LEIA MAIS   "As crianças aprendem fazendo, o mesmo vale para os educadores"

Nas palestras pelos Estados Unidos e mundo afora, ela também defende as causas LGBTT e fala sobre sua experiência de ter nascido Evan Smith e sua transição para a acadêmica mãe de dois filhos. Evan era um aluno inteligente; Vivienne tornou-se uma cientista brilhante, na visão dos colegas do Vale do Silício. Com uma agenda que inclui aulas na Universidade de Berkeley e na Singularity University, Vivienne vem ao Brasil para falar de suas pesquisas em neurociência e como podem afetar a maneira como uma criança pode desenvolver seu potencial de forma mais completa, durante o HSM/Singularity Summit em São Paulo.

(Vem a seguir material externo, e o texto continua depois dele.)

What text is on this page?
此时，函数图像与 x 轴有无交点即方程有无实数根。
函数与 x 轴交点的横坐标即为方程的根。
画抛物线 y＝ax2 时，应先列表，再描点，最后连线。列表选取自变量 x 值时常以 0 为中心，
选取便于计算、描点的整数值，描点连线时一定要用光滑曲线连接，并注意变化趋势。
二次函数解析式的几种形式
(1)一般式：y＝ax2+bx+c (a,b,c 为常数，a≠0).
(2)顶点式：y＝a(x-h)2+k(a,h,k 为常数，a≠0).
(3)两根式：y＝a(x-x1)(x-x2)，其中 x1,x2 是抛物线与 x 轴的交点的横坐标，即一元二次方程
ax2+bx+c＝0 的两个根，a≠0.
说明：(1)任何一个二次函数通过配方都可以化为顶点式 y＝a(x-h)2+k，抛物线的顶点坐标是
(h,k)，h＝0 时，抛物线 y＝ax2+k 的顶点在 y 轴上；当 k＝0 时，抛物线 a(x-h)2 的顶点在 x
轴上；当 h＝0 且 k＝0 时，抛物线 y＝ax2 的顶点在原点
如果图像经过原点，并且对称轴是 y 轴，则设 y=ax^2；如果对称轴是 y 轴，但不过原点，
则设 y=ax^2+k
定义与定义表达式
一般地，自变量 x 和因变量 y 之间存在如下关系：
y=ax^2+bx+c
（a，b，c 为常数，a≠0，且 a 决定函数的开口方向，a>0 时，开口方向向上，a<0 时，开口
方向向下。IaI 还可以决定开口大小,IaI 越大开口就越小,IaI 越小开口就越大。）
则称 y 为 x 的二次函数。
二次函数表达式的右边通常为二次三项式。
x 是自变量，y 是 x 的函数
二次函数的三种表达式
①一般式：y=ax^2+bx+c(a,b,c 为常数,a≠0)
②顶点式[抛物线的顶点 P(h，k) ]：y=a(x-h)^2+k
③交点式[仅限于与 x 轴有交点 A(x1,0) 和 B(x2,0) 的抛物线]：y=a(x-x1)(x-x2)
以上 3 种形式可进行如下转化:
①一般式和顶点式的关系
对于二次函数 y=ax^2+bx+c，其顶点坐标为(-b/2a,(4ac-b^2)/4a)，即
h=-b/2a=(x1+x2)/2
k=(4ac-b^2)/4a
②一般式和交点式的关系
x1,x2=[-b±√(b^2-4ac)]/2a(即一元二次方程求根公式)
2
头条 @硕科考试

LEIA MAIS   Cada um aprende de um jeito

Em entrevista por e-mail a NOVA ESCOLA, Vivienne Ming explica melhor como funciona uma das apostas da Socos Lab, Muse, um software criado para a interação entre pais e filhos que sugere diariamente uma interação e que aprende com os resultados – do mesmo jeito que uma criança faria. As sugestões são personalizadas, como convidar a criança a fazer a leitura antes de dormir, em vez de apenas ouvir os pais, ou então levá-la ao museu ou ainda estimular pais e filhos a trabalharem juntos em algum problema que exija uma solução. O banco de dados é alimentado diariamente e, ao acompanhar as respostas dos pais, o sistema de inteligência artificial entende melhor como as crianças aprendem e como se desenvolver.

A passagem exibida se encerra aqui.